See the working here - Open a blank query - Home - Advanced Editor - Remove everything from there and paste the below code to test (later on when you use the query on your dataset, you will have to change the source appropriately)
My first column has date time in sequence, hence may not match yours but second column will match for you.
let
Source = Table.FromRows(Json.Document(Binary.Decompress(Binary.FromText("fdJBDoQgEETRqxjWJtNVoIBXMd7/GlKztjph99Kh+eG+S+C3DoPcIq7/KXsByrN/ITKkMAzWhdNY0yANHsLD4ClsBnu2z1jYjc1l57chElOdYYz+PqgNzaJQHJrkUByaclAcVoM9mxwZzmQhRvIUIsPs91CFqkMVquadVKG2Jp8X", BinaryEncoding.Base64), Compression.Deflate)), let _t = ((type nullable text) meta [Serialized.Text = true]) in type table [datetime = _t, value = _t]),
#"Changed Type" = Table.TransformColumnTypes(Source,{{"datetime", type datetime}, {"value", Int64.Type}}),
#"Added Index" = Table.AddIndexColumn(#"Changed Type", "Index", 1, 1, Int64.Type),
#"Added Custom" = Table.AddColumn(#"Added Index", "Custom", each List.Accumulate(List.FirstN(#"Changed Type"[value],[Index]),0,(s,c)=> if Number.Abs(c-s)<4 then s else c)),
#"Added Custom1" = Table.AddColumn(#"Added Custom", "Custom.1", each try if #"Added Custom"[Custom]{[Index]-2}=[Custom] then 2 else 1 otherwise 1),
#"Filtered Rows" = Table.SelectRows(#"Added Custom1", each ([Custom.1] = 1)),
#"Removed Columns" = Table.RemoveColumns(#"Filtered Rows",{"Index", "Custom.1", "Custom"})
in
#"Removed Columns"
Thank you very much for your help.
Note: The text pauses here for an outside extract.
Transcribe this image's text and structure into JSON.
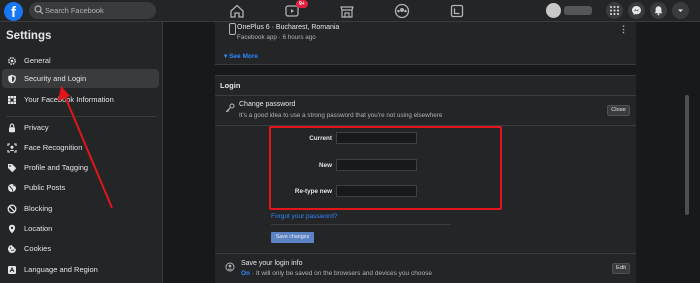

It worked. But it is very slow for very big data, and I believe there is not much to do to find a more efficient way.
Best regards
I suspect the step in @Vijay_A_Verma's solution that causes the slow down is #"Added Custom1".
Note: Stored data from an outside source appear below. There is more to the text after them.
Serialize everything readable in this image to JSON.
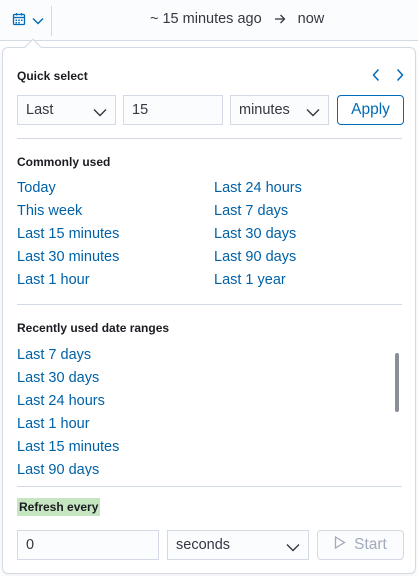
{
  "topbar": {
    "icons": {
      "calendar": "calendar-icon",
      "chevron": "chevron-down-icon",
      "arrow": "arrow-right-icon"
    },
    "start": "~ 15 minutes ago",
    "end": "now"
  },
  "quick_select": {
    "title": "Quick select",
    "direction": "Last",
    "value": "15",
    "unit": "minutes",
    "apply_label": "Apply"
  },
  "commonly_used": {
    "title": "Commonly used",
    "left": [
      "Today",
      "This week",
      "Last 15 minutes",
      "Last 30 minutes",
      "Last 1 hour"
    ],
    "right": [
      "Last 24 hours",
      "Last 7 days",
      "Last 30 days",
      "Last 90 days",
      "Last 1 year"
    ]
  },
  "recently_used": {
    "title": "Recently used date ranges",
    "items": [
      "Last 7 days",
      "Last 30 days",
      "Last 24 hours",
      "Last 1 hour",
      "Last 15 minutes",
      "Last 90 days"
    ]
  },
  "refresh": {
    "title": "Refresh every",
    "value": "0",
    "unit": "seconds",
    "start_label": "Start"
  },
  "colors": {
    "link": "#0061a6",
    "primary": "#006bb8",
    "highlight": "#c5e6c0",
    "disabled": "#a2abba"
  }
}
See if this is faster for bigger data:
let
Source = Table.FromRows(Json.Document(Binary.Decompress(Binary.FromText("fdJBDoQgEETRqxjWJtNVoIBXMd7/GlKztjph99Kh+eG+S+C3DoPcIq7/KXsByrN/ITKkMAzWhdNY0yANHsLD4ClsBnu2z1jYjc1l57chElOdYYz+PqgNzaJQHJrkUByaclAcVoM9mxwZzmQhRvIUIsPs91CFqkMVquadVKG2Jp8X", BinaryEncoding.Base64), Compression.Deflate)), let _t = ((type nullable text) meta [Serialized.Text = true]) in type table [datetime = _t, value = _t]),
#"Changed Type" = Table.TransformColumnTypes(Source,{{"datetime", type datetime}, {"value", Int64.Type}}),
#"Added Index" = Table.AddIndexColumn(#"Changed Type", "Index", 1, 1, Int64.Type),
Vals = List.Buffer(#"Added Index"[value]),
ListGen = List.Generate(
() => [i = 0, C = Vals{0}, D = 1],
each [i] <= List.Count(Vals),
each [
i = [i] + 1,
C = if Number.Abs(Vals{[i]} - [C]) < 4 then [C] else Vals{[i]},
D = if C = [C] then 2 else 1
]
),
ToTable = Table.FromRecords(ListGen),
#"Merged Queries" = Table.NestedJoin(#"Added Index", {"Index"}, ToTable, {"i"}, "ToTable", JoinKind.LeftOuter),
#"Expanded ToTable" = Table.ExpandTableColumn(#"Merged Queries", "ToTable", {"C", "D"}, {"new value", "is there a change"}),
#"Filtered Rows" = Table.SelectRows(#"Expanded ToTable", each ([is there a change] = 1)),
#"Removed Other Columns" = Table.SelectColumns(#"Filtered Rows",{"datetime", "value"})
in
#"Removed Other Columns"
Thanks alot for the help. Your method is faster. I was getting into trouble in @Vijay_A_Verma's solution for 2 million rows. In your solution I was able to perform operation on 2 million rows easily. But for more than 4 million rows I had problems like computer stuck and won't respond forever. Then I decided to go to another pc with more performance (i9-11900K with 64gb ram, the previous one was a i7-7500u with 8gb ram) The difference is tremendous. Now I can do 8 million rows operations in around 4 minutes and create smaller file with 800k rows.